Suatu saat ia berpura-pura melakukan
ibadah sekedar agar dilihat orang sehingga dapat merusak ibadahnya. Di saat
lain ia mencela dirinya sendiri, menahannya dari parasaan riya namun yang
muncul dalam dirinya justru malah sikap ujub (merasa dirinya baik) yang dapat
merusak dan menghancurkan ibadahnya. Ia dihadapkan pada ‘aqabatul gawaadih
(jalan rumpil yang membuat cacat suatu ibadah).

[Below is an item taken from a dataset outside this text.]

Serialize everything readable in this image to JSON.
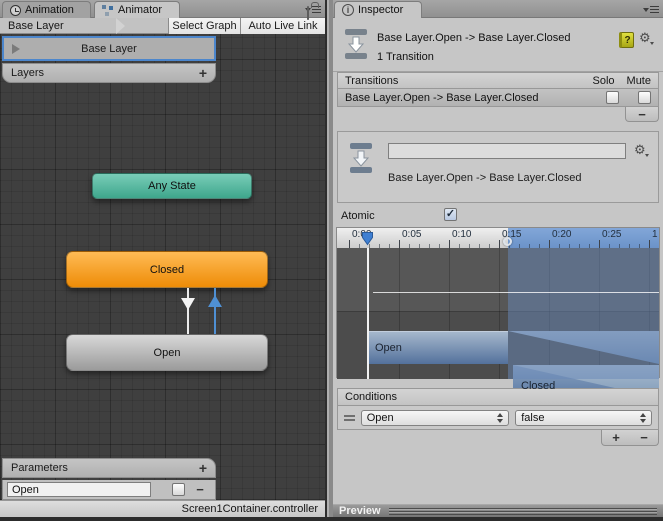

Untuk menjaga kemurnian ibadah dari cacat
tersebut ia membutuhkan keikhlasan dan mengingat karunia Tuhan. Ikhlas berarti
beramal karena Allah semata. Sedangkan mengingat karunia Tuhan berarti apa yang
dikerjakannya selama ini karena anugerah Allah semata, bukan dari dirinya
sendiri. Dengan begitu ja bisa melintasi jalan tersebut dengan perlindungan
dari Sang Pemelihara Allah Swt. serta tekad dan kehati-hatiannya. Dan ia pun
kembali beribadah.
Namun kemudian timbul masalah baru, yakni
tenggelam dalam kenikmatan yang diberikan Allah Swt. Kenikmatan, pertolongan,
pemeliharaan dan kemuliaan yang diberikan Allah membuat hamba tersebut lupa
mensyukurinya. Bahkan ia terjerumus dalam kekufuran yang dapat menjerumuskan
derajat tingginya, yakni derajat hamba yang ikhlas dalam beramal dan
memalingkan kenikmatan tersebut darinya.
Kini ia pun dihadapkan pada jalan
terakhir yaitu ‘agabatul hamdi wasy-syukri atau tahapan memuji dan mensyukuri
nikmat. Hamba tersebut harus melewatinya sekuat tenaga dengan banyak memuji dan
bersyukur atas karunia Allah Swt.
Bila berhasil melewati tahapan ini,
berarti tinggal selangkah lagi ia sampai di tempat tujuan, yakni haribaan Allah
Swt. Berada di atas hamparan anugerah-Nnya, di puncak keridaan dan pekarangan
Cinta-Nya. Ia pun bergelimang kenikmatan di taman keridaan-Nya, di atas
permadani ketenangan, kedekatan dan tempat memohon di haribaan-Nya serta mendapatkan
kemuliaan dan berbagai karunia.
Begitu nikmatnya sehingga seakan-akan
jiwanya telah melayang ke akhirat meski tubuhnya masih berada di dunia fana.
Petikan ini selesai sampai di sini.